清月捏着自己兜里的那些钱抿紧了嘴,反正木缘现在也不想自己去照顾她吧?想到这里清月觉得自己的眼眶有些酸。
木缘现在怕是能想到自己的就只有吞噬自己的灵力这回事吧?
清月就带着这么酸涩的心情找到了一个农贸市场,大概是因为已经下午了,所以市场里卖菜的人不算多。
清月进去之后瞬间就成了整个市场的焦点。
“小伙子要买点什么啊?”
“来大姐这里买点豆腐吧。”卖豆腐的女人笑的一脸灿烂招呼着清月。
“没羞没臊的。”旁边的大妈看着女人连手都挥起来了忍不住笑骂道,不过这么好看的小伙子自己倒还是第一次见,就连她一大把年纪了都忍不住多看了两眼。
“这里卖鸡或者是鱼吗?”
“我这里就有鸡。”清月刚在一个摊主那里打听完,就听到旁边有人吆喝自己。
清月顺着声音过去,见着那人后面摆着不少笼子,里面都是一些长得膘肥体壮的鸡,都缩在笼子里叽叽喳喳的叫着。

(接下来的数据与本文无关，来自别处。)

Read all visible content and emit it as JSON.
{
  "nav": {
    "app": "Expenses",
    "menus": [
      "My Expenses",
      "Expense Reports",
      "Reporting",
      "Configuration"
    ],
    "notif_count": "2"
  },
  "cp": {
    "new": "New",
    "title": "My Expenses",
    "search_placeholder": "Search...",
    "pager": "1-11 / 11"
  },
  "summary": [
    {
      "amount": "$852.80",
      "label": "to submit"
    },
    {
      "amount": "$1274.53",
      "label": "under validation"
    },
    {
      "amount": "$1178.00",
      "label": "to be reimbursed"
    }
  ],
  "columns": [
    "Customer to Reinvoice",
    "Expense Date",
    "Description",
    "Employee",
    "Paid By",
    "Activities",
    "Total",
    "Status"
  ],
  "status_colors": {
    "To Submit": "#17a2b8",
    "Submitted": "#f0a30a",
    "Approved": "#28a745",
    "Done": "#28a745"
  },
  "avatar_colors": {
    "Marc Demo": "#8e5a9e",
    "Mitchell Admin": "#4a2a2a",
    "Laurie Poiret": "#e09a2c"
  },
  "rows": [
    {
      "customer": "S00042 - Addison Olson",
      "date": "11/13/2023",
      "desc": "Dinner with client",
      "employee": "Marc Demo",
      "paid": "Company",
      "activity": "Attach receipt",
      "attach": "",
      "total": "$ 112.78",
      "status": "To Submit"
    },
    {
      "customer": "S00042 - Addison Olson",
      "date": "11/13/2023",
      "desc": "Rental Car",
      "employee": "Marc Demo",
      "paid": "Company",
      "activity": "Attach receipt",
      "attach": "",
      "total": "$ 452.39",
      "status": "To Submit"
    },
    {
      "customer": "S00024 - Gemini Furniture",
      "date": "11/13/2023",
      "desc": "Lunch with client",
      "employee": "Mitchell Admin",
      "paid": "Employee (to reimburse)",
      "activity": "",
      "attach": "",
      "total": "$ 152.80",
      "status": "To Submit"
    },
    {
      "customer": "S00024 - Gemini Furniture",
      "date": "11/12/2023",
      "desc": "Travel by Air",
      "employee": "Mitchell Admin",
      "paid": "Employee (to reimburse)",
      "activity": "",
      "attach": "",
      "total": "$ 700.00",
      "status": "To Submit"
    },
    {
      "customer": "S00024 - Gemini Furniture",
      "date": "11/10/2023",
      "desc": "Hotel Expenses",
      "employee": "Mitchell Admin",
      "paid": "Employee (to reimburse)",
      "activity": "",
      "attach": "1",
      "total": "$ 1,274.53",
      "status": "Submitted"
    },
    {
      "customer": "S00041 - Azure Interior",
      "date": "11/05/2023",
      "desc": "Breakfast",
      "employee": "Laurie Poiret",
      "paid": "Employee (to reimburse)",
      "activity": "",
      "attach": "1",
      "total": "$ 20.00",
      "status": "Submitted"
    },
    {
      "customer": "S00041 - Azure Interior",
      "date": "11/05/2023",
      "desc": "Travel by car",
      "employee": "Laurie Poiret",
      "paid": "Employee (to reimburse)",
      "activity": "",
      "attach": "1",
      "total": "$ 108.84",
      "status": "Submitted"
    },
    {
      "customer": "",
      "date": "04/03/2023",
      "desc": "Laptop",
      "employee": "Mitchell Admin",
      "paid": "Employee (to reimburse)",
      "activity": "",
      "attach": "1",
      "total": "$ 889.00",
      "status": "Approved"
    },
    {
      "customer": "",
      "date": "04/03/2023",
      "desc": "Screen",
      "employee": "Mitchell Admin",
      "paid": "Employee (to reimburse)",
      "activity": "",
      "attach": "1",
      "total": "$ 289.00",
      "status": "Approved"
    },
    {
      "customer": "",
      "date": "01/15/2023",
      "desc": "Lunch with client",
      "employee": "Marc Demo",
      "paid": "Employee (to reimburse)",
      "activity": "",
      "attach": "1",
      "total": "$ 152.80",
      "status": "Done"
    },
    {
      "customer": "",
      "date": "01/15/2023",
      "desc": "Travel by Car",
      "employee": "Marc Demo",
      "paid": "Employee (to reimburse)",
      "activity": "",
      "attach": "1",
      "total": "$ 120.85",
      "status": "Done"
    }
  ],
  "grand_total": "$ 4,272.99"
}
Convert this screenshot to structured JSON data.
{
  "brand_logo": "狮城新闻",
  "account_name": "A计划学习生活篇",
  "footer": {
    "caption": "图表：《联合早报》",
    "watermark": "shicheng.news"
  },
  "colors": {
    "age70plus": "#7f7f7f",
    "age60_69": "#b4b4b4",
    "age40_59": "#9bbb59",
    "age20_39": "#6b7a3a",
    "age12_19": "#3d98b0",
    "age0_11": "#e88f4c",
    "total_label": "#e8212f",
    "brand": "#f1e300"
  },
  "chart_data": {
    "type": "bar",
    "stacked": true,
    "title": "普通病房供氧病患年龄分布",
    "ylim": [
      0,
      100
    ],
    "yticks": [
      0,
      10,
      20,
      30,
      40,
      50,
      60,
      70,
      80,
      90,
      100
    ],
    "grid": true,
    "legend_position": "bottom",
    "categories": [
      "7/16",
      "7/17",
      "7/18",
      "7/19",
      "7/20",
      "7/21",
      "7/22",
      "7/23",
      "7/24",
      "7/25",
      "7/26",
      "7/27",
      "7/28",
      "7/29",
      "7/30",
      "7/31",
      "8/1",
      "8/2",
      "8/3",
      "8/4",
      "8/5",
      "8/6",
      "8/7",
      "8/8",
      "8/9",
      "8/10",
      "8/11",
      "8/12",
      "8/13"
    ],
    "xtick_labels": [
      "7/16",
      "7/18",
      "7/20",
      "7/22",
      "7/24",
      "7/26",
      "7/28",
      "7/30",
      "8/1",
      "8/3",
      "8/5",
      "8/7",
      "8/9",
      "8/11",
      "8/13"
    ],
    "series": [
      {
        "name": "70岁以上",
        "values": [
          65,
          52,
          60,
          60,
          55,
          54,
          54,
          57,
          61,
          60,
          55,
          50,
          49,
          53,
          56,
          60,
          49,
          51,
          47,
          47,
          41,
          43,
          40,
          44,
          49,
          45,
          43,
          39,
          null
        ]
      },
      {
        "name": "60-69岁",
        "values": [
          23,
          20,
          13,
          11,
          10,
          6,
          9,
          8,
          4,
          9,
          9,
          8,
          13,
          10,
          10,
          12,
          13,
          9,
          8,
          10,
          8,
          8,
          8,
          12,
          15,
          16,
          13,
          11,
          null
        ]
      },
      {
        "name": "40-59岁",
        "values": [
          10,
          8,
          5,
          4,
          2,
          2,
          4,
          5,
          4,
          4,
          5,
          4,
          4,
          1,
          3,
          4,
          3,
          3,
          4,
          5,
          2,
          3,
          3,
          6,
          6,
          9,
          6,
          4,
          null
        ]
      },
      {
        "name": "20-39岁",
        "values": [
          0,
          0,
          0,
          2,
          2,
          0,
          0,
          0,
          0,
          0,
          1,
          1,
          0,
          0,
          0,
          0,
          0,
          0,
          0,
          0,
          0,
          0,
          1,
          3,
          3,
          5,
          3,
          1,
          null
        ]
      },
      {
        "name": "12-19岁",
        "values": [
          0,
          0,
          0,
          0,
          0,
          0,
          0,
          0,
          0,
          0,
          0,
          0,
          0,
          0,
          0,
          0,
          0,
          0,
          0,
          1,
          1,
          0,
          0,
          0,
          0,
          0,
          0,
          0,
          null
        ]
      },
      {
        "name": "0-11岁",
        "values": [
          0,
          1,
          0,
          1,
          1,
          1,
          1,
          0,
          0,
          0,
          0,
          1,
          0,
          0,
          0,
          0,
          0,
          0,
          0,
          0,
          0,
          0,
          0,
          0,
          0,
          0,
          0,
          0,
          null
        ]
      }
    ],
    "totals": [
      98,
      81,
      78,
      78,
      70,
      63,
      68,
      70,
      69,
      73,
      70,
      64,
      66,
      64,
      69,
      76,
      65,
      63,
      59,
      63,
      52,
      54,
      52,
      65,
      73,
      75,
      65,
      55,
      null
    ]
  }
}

清月正准备低头好好看一看,就觉得自己的头皮一阵刺痛。
“松开!松开!”摊主见着自己放在外面的一只公鸡正叼着清月的头发向一边扯,顿时有些慌乱,这人长得这么不一般,自己也没在市场这边见到过,说不准他是个十指不沾阳春水的人,万一出点什么事他再闹怎么办?
但是这只公鸡偏偏天不怕地不怕,摊主这么一赶,它反倒跑的更起劲了。
于是乎,整个市场的视线渐渐的就聚集到了卖鸡的这边。
大家就见着一只公鸡被追着,它嘴里还扯着一束不细的头发。
虽说清月无论灵力还是身手都算得上是上乘的了,但是他毕竟没遭过这种罪。这只鸡的行动已经完全超出了他的理解范围,他一脸茫然的被这只鸡牵着走,直到他一个踉跄摔倒在一堆白菜叶上。
不愧是帅哥,就连倒地的姿势都像是拍电影。
一边看热闹的人这么想着,但是摊主心里却是翻江倒海。
“小伙子?”
清月没有答应摊主的喊声,他只顾着看那只公鸡,那只雄赳赳气昂昂的从自己胸膛上踩着过去的公鸡。
不争气的公鸡。
摊主看着那只不知死活的公鸡,真是忍不住想踢它一脚,不过现在的当务之急是要把这个倒在地上的人扶起来。
店主看着已经愣住的清月,伸手把他拉了起来。
“这人都吓成这样了,你还不得给人家看看去?”
旁边看热闹的不嫌事大,不咸不淡的开口说道。
“去趟医院得多少钱啊。”摊主一脸怒气的这么嘀咕了一句,但是他见着清月摸了一把他自己的长发,从上面捋下来几片烂菜叶子之后就甩开他的手失魂落魄的走了。
这倒是让摊主心里升起来了一股愧疚的心情。他在自己的鸡笼那边看了一眼,挑出一只略显瘦小的追了上去。
“这只鸡你拿着补补身子。”
清月看着追上来的摊主,又看着他手里不断扑腾着的那只鸡,“这只多少钱?”
“不要你钱,哪能要你钱。”摊主笑着把鸡塞到清月手里让他拿着。他心里担心清月回去之后心里不痛快再来这里找事,索性自己先赔罪。
清月就这么迷迷糊糊的拎着一只瘦弱不堪的鸡回家了。
而他刚打开家门就被眼前的景象惊呆了。
他看着院子里摆的满满的靠枕被褥,还有不断向上泼水的月河和天帝陷入了沉思。
“这是怎么回事?”
“清月?”
天帝回过头看着站在门口的人,刚准备让他过来干活,就见着他手里拎着一只鸡,身上还带着淡淡的,说不出的微妙味道。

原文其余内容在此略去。